One day my husband let this stellar employee borrow a work truck to drive home. My husband knew that the truck had one headlight out, but he assumed that a drive home to Donner Lake in the late afternoon and back the next morning would be harmless. Of course, this guy didn’t go straight home – he went straight to a bar. At 10 o’clock that night we got a call from the sheriff. Our truck had been pulled over because of the missing headlight, and in it was our reliable employee, drunk, and headed for jail.

A few years after this guy worked for us, I received a letter from a state official who was trying to attach his wages for some offense. I remember filling in the space on the form where it asked for his last known address: Nevada County Jail.

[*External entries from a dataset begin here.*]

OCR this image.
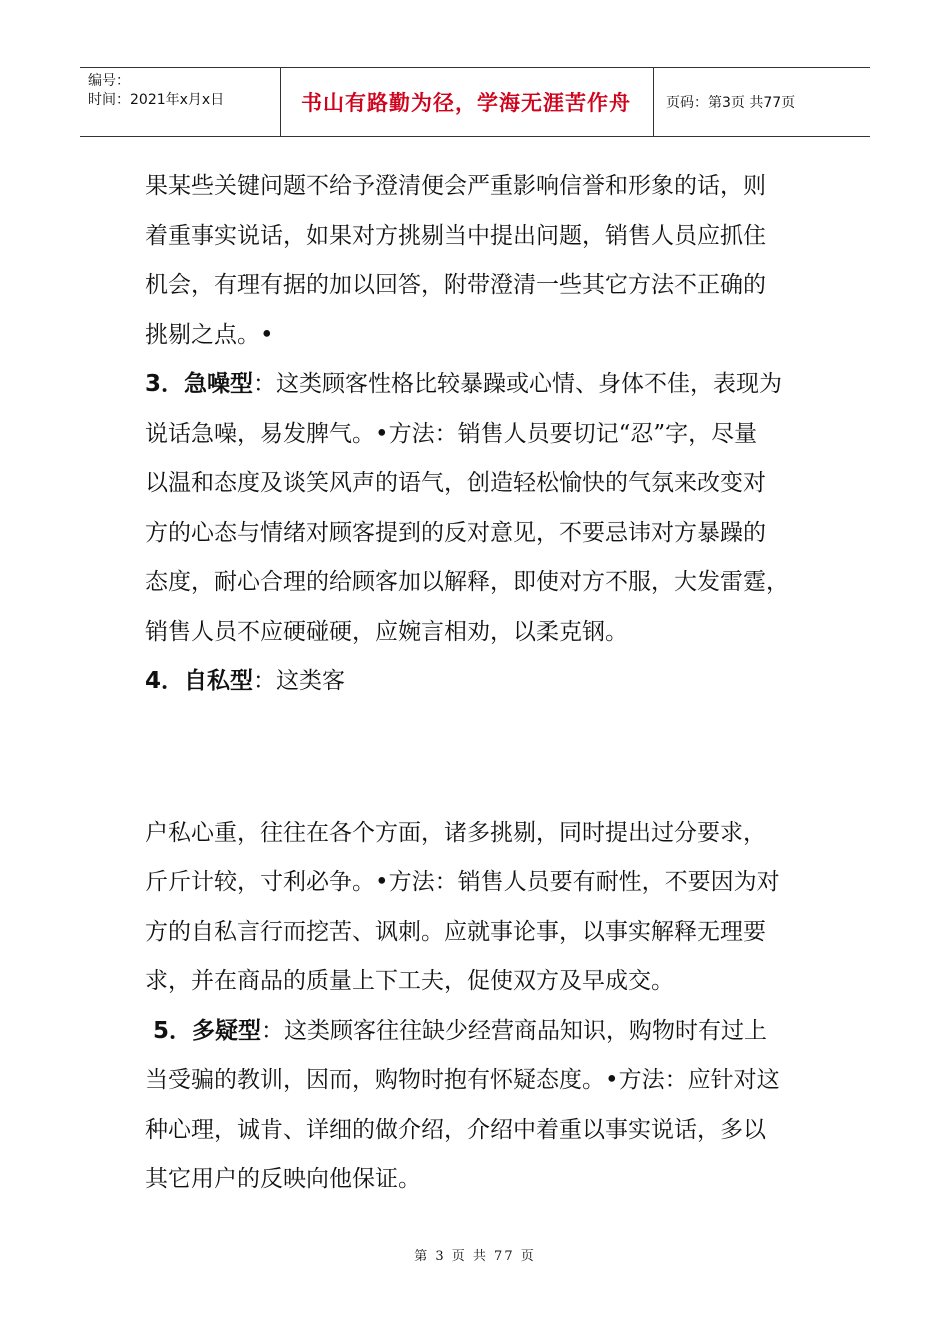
编号：
时间：2021年x月x日	书山有路勤为径，学海无涯苦作舟	页码：第3页 共77页
果某些关键问题不给予澄清便会严重影响信誉和形象的话，则
着重事实说话，如果对方挑剔当中提出问题，销售人员应抓住
机会，有理有据的加以回答，附带澄清一些其它方法不正确的
挑剔之点。•
3．急噪型：这类顾客性格比较暴躁或心情、身体不佳，表现为
说话急噪，易发脾气。•方法：销售人员要切记“忍”字，尽量
以温和态度及谈笑风声的语气，创造轻松愉快的气氛来改变对
方的心态与情绪对顾客提到的反对意见，不要忌讳对方暴躁的
态度，耐心合理的给顾客加以解释，即使对方不服，大发雷霆，
销售人员不应硬碰硬，应婉言相劝，以柔克钢。
4．自私型：这类客
户私心重，往往在各个方面，诸多挑剔，同时提出过分要求，
斤斤计较，寸利必争。•方法：销售人员要有耐性，不要因为对
方的自私言行而挖苦、讽刺。应就事论事，以事实解释无理要
求，并在商品的质量上下工夫，促使双方及早成交。
5．多疑型：这类顾客往往缺少经营商品知识，购物时有过上
当受骗的教训，因而，购物时抱有怀疑态度。•方法：应针对这
种心理，诚肯、详细的做介绍，介绍中着重以事实说话，多以
其它用户的反映向他保证。
第 3 页 共 77 页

We had another Caucasian employee who blew in from Colorado with six kids and a woman who was expecting their seventh child. Their blended family seemed suspicious to me. I always wondered if there was a mom back in Colorado wondering where a few of her kids had disappeared to. Within a few months, this guy conveniently got injured on the job. One injury led to several more, and before we knew it, he had milked our worker’s compensation insurance dry, caused our rates to triple, and then he disappeared. He was off to another town to run his scam elsewhere.

I can’t say it was entirely a result of these two incidents, but eventually, my husband and I started to note a pattern. Our Hispanic employees were generally hard-working, diligent, non-drug using, family men who really wanted a job. The white boys were less than ideal employees.

I make these generalizations knowing that there are exceptions.

But for those wary of the group standing around at Truckee’s unemployment office downtown, I can tell you from experience, some of these new fellows in town who are looking for work might turn out to be a pretty good hire.

Katie Shaffer is a Truckee resident. Life in Our Mountain Town appears every other week in the Sierra Sun.